Finalizando essa rica e impagável entrevista, quando perguntado sobre o protagonismo das pessoas idosas, ele foi enfático: “Em primeiro lugar, saia do aposento. Essa palavra infeliz, com que traduziu uma ideia de você ter uma renda regular no fim de sua vida, se traduziu para português num aposento, como naquelas casas antigas, lá do interior de Minas, e puseram o velho no aposento. Saia do aposento, meu caro! Vá para o centro da casa. Vá para a sala de visita. Vá prá rua. Procure se organizar. Procure estar ativo, contribuindo. Há muita coisa prá fazer. Faça um trabalho que seja voluntariado. Com tanta necessidade que a gente tem. Seja um protagonista. O que você faz individualmente, procure fazer para a sociedade como um todo. Nós não temos um sindicato dos idosos. Mas nós temos conselhos dos idosos. Por enquanto, pelo mesmo, nós temos conselhos ativos dentro da maioria dos municípios e dos Estados. O nacional já não conta, porque sob intervenção. Existe agora apenas um ministério que tudo manda. Eles próprios desenvolvem as políticas, eles próprios monitoram. É isso que a gente tem que fazer. Nós idosos vamos monitorar e não dar a outros o privilégio.” No encerramento da entrevista, em suas considerações finais, Dr. Alexandre Kalache, assim se posicionou: “Pensem bem. Envelhecer é bom, morrer cedo é que não presta. Vamos aproveitar esses anos extras de vida, mas vamos exigir que eles sejam, realmente, de qualidade”.

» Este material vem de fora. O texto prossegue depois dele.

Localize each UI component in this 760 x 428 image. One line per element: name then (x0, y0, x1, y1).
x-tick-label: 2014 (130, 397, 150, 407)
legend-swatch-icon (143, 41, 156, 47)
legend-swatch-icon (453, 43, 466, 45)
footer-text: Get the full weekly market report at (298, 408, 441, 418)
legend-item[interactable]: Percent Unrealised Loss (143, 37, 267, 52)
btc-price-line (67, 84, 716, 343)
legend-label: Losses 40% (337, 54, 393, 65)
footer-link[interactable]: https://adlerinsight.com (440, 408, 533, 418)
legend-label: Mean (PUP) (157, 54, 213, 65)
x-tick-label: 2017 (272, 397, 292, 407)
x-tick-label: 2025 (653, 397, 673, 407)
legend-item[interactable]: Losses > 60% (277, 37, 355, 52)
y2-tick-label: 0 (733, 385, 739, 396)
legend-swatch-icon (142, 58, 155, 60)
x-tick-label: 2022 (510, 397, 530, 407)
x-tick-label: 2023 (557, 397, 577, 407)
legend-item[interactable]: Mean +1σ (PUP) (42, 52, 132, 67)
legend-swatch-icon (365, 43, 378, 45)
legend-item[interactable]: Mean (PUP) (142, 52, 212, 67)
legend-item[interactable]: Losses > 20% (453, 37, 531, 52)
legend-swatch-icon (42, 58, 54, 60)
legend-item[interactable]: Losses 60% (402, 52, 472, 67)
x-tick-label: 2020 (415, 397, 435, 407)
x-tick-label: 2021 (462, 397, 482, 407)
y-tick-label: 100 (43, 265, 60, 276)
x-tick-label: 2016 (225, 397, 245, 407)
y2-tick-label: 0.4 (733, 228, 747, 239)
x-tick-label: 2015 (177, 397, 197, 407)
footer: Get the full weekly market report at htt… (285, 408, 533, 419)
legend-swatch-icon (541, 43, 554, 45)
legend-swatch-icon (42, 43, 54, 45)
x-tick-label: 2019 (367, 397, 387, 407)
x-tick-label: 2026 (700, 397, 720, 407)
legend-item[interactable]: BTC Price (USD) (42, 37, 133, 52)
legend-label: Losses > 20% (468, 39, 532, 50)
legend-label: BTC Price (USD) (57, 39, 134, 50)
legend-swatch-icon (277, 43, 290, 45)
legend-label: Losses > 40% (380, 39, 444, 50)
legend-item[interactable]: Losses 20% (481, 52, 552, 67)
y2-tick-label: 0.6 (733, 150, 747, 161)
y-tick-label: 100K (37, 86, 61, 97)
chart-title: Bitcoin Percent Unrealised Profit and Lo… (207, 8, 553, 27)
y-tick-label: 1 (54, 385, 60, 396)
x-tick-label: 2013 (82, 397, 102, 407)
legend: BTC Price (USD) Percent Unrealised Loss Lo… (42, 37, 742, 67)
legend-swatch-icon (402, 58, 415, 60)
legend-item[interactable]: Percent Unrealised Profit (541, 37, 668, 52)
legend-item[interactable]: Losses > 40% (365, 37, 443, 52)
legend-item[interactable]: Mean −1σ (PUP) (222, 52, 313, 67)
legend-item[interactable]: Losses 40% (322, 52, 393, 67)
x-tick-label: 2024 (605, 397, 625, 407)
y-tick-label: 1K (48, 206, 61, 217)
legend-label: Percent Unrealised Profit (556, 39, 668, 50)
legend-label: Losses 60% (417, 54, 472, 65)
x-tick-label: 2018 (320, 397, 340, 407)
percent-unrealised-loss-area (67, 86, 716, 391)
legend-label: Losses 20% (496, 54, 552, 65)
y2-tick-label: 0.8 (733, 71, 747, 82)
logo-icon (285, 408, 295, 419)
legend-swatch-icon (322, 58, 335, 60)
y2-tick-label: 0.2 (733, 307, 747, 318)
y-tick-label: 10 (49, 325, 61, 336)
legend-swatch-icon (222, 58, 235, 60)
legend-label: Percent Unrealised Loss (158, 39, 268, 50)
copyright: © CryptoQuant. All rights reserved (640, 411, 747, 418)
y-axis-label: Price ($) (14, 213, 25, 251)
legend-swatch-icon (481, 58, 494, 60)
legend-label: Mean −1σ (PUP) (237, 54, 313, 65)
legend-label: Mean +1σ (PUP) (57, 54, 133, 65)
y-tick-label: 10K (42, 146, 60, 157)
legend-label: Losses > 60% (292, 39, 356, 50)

Caros leitores e leitoras, foi uma bela conversa com uma pessoa, um profissional, altamente capacitado e que, no cafezinho, no intervalo de uma mesa de trabalho e outra, me concedeu essa histórica entrevista. Foi mesmo o ponto alto de minha participação no congresso. Primeiro, tomei consciência de que, eu não sabia que tinha tanta coragem, ou “cara de pau”, para me arriscar na busca desse meu desejo. Entrevistar o Dr. Kalache. Segundo, a partir daí, posso acreditar que eu posso. Nós podemos. Como bem nos ensinou o negro ex-presidente do EUA, Barack Obama. Fiquei feliz também em participar e ver a atuação sempre brilhante do professor e médico geriatra Dr. Giancarlo Lucchetti, da nossa UFJF, na roda de conversa intitulada “O idoso e o sentimento de solidão em um mundo veloz e em transformação”. Registro também que a participação coletiva em eventos dessa natureza, através de conferências, mesas redondas, rodas de conversas fortalecem a gente e também o trabalho que a gente desenvolve na nossa cidade. Certamente, tivemos, em Belo Horizonte, a representação de vários municípios mineiros, o que evidencia que o trabalho social e público com as pessoas idosas está ganhando cada vez mais a entrada de várias instituições, empresas e profissionais na busca de respostas para um envelhecimento ativo, saudável e cidadão. Até o próximo congresso!